RE:RE:(Off Topic) - Prospects For NickelYou ask many good questions. I have been asking the very same questions and suspecting the same outcome as you for at least the last 10 years. But it still has not happened. Maybe in 2019 and maybe not; timing is always the hardest prediction.
The complaints you level against the nickel market could just as easily be aimed at any other sector of economic production. And I would like you point out to you that everthing sells of in a downturn, including the miners.
So the game in gold and silver will not start in earnest until the FED hires a night shift for the presses. And that won't happen until after the crash. What should we do until then?
Sinbob wrote: I don’t see any reference to the coming global economic collapse due to the historic debt and leverage, rising interest rates and the total inability to be able to ever pay off the debt by continuing to print until the the All while we see the cost for servicing debt reaching the point of no return as debt service costs for say, the U.S. Gov. will soon exceed tax revenue needs to pay it. How can the U.S. buy more and more of its debt (bonds) as the Fed tightens? How much longer can Japan monetize without it going bankrupt? I see nickel projected to rise $2000 to $3000/ton in the coming year.
I believe all the demand forecast projected forward is based on lagging indicators.

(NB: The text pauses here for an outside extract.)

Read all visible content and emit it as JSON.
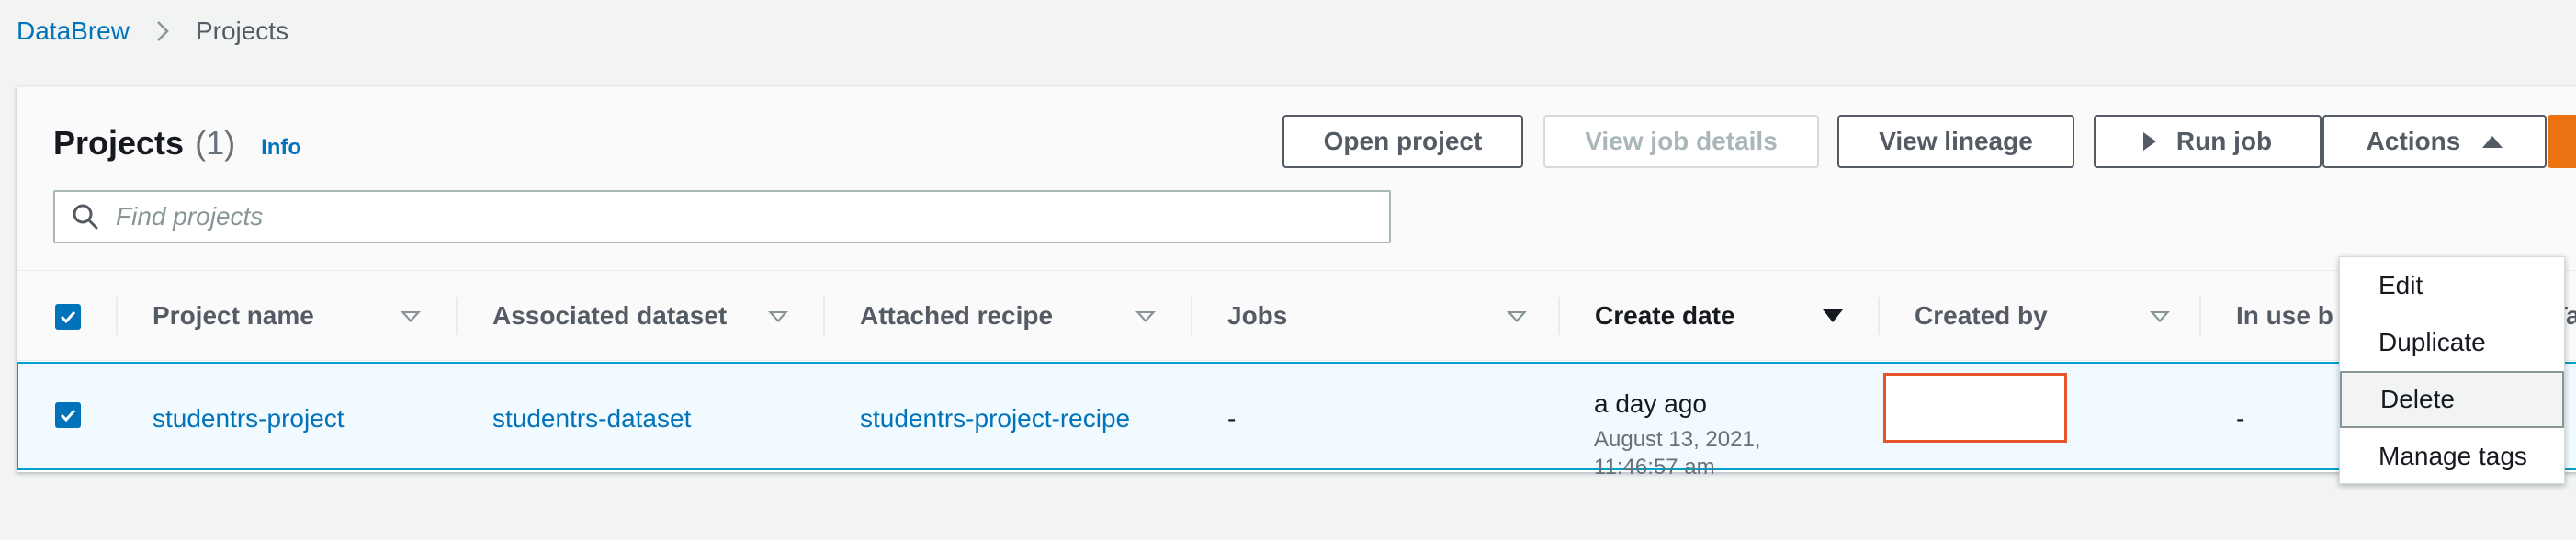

Even with expected supply deficit (based on forecast growth of the last few years) and ‘projected increased demand’ if the credit markets tighten and highly leveraged corporate debt can’t find buyers, new industrial expansion is going to be terminated. The Silk Road initiative needs massive ongoing financing for example. Where is the credit /debt model for that? China has huge debt challenges already.
I believe, based on the economic indicators, that the global recession is at hand and there will be no underpinning for either the price of nickel or the demand commencing in 2019. How long the global recession will last and how sever it will be is anyone’s guess.